For obvious reasons, I spent a lot of time this past year reading and rereading and rereading some more Joan Didion and Eve Babitz. (Hang on, maybe it’s not obvious: I have a new book out called Didion & Babitz.) Reading, as well, writers in the Didion-Babitz orbit. Key husbands: John Gregory Dunne. Key brothers-in-law: Dominick Dunne. Key nephews and/or barely-legal sex partners: Griffin Dunne (Didion’s nephew; Babitz’s barely-legal sex partner). Key boyfriends: Dan Wakefield, Grover Lewis, Joseph Heller. Key friends: Susanna Moore, Colman Andrews, Tom Nolan.
My next project—I hope my next project, my next project if I can pull it off, if I’m lucky—involves the novelist/memoirist/writer’s writer Paula Fox, and Paula Fox’s granddaughter, musician/actress/walk-on-the-wild-side, Courtney Love. I read everything Fox wrote. (Everyone’s favorite Fox, Desperate Characters, is also my favorite Fox. Though I also love Western Coast.) Plus, I read everything her father, Paul Hervey Fox, wrote, no matter that Paul Hervey Fox wasn’t in her class as a writer. (Graham Greene reviewed a film he scripted, The Last Train from Madrid, declaring it “the worst movie I ever saw.” And Graham wasn’t being too rough on it.) Oh, and there was a book Love insisted I read, Erotic Vagrancy by Roger Lewis, about the marriage of Elizabeth Taylor and Richard Burton. It’s a completely deranged work, just totally obsessive and borderline fetishistic. (I mean deranged, obsessive, fetishistic in a good way—as compliments—so we’re clear.) It knocked me out.

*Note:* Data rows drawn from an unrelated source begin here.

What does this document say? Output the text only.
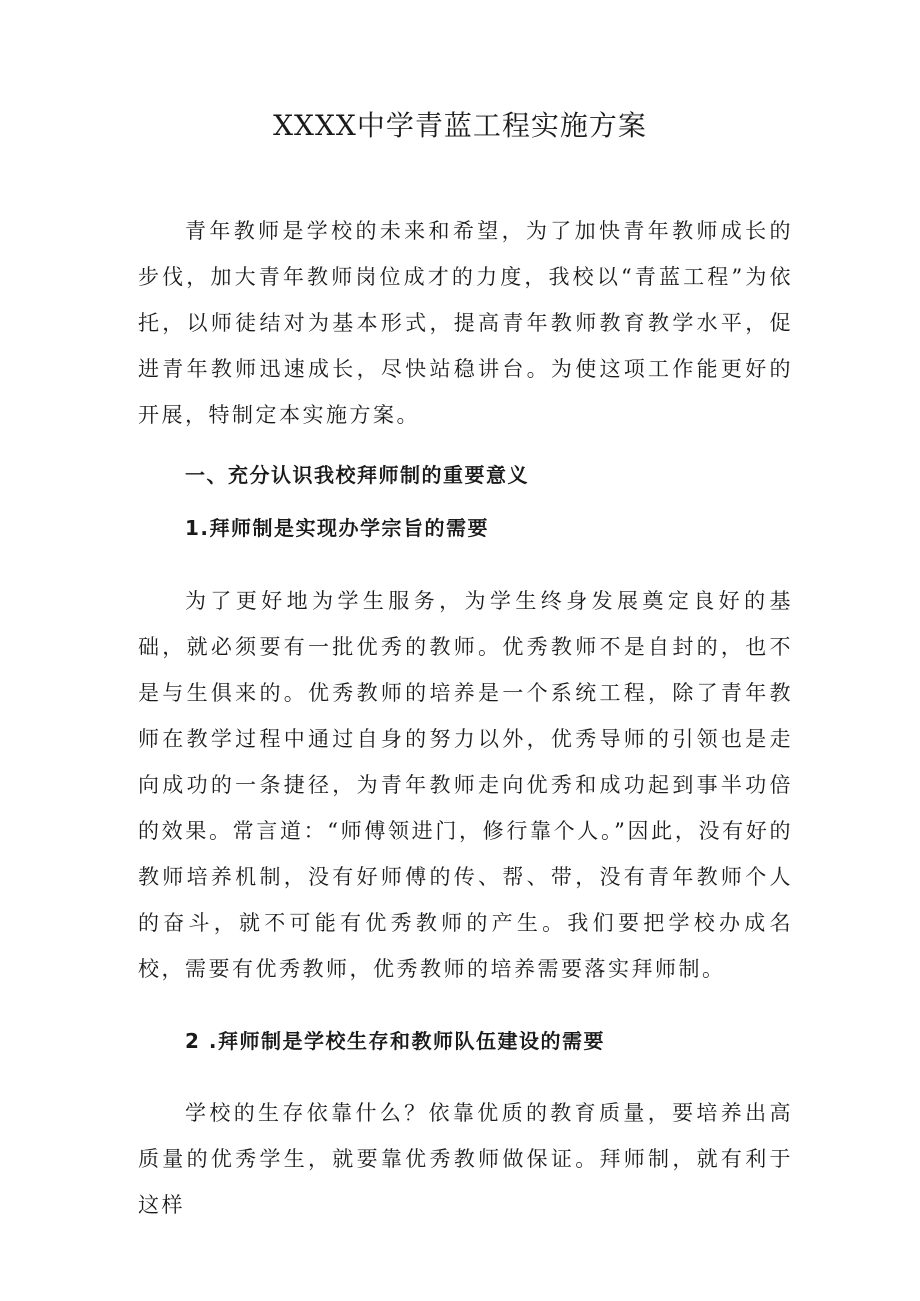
XXXX中学青蓝工程实施方案

青年教师是学校的未来和希望，为了加快青年教师成长的步伐，加大青年教师岗位成才的力度，我校以“青蓝工程”为依托，以师徒结对为基本形式，提高青年教师教育教学水平，促进青年教师迅速成长，尽快站稳讲台。为使这项工作能更好的开展，特制定本实施方案。

一、充分认识我校拜师制的重要意义

1.拜师制是实现办学宗旨的需要

为了更好地为学生服务，为学生终身发展奠定良好的基础，就必须要有一批优秀的教师。优秀教师不是自封的，也不是与生俱来的。优秀教师的培养是一个系统工程，除了青年教师在教学过程中通过自身的努力以外，优秀导师的引领也是走向成功的一条捷径，为青年教师走向优秀和成功起到事半功倍的效果。常言道：“师傅领进门，修行靠个人。”因此，没有好的教师培养机制，没有好师傅的传、帮、带，没有青年教师个人的奋斗，就不可能有优秀教师的产生。我们要把学校办成名校，需要有优秀教师，优秀教师的培养需要落实拜师制。

2 .拜师制是学校生存和教师队伍建设的需要

学校的生存依靠什么？依靠优质的教育质量，要培养出高质量的优秀学生，就要靠优秀教师做保证。拜师制，就有利于这样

As far as books I read purely for kicks go: a lot of Robert Indiana, the non-fiction; E.M. Forster, the fiction; the diaries of Ned Rorem; the autobiography of Barbara Skelton, both volumes; David Lipsky’s climate change version of Dr. Strangelove, The Parrot and the Igloo. I picked up a copy of Anatole Broyard’s Greenwich Village memoir, Kafka Was the Rage—an all-time favorite—at the Strand. I meant to send it to a New York friend who’d moved to London and was homesick. Instead I started rereading it, and kept rereading it, and then never put it in the mail because I couldn’t bear to part with it. Oh well. That Rufi Thorpe could do better than The Knockout Queen seems impossible, but somehow she did. Margo’s Got Money Troubles is absolute heaven.
I read a couple of excellent books in galley form by friends: Matthew Specktor’s The Golden Hour, and Chiara Barzini’s Aqua. Both books are kind of sort of memoirs but—like all really good books—defy categorization.
And I’m never not reading Pauline Kael. One of her collections is always on my nightstand. Always, always.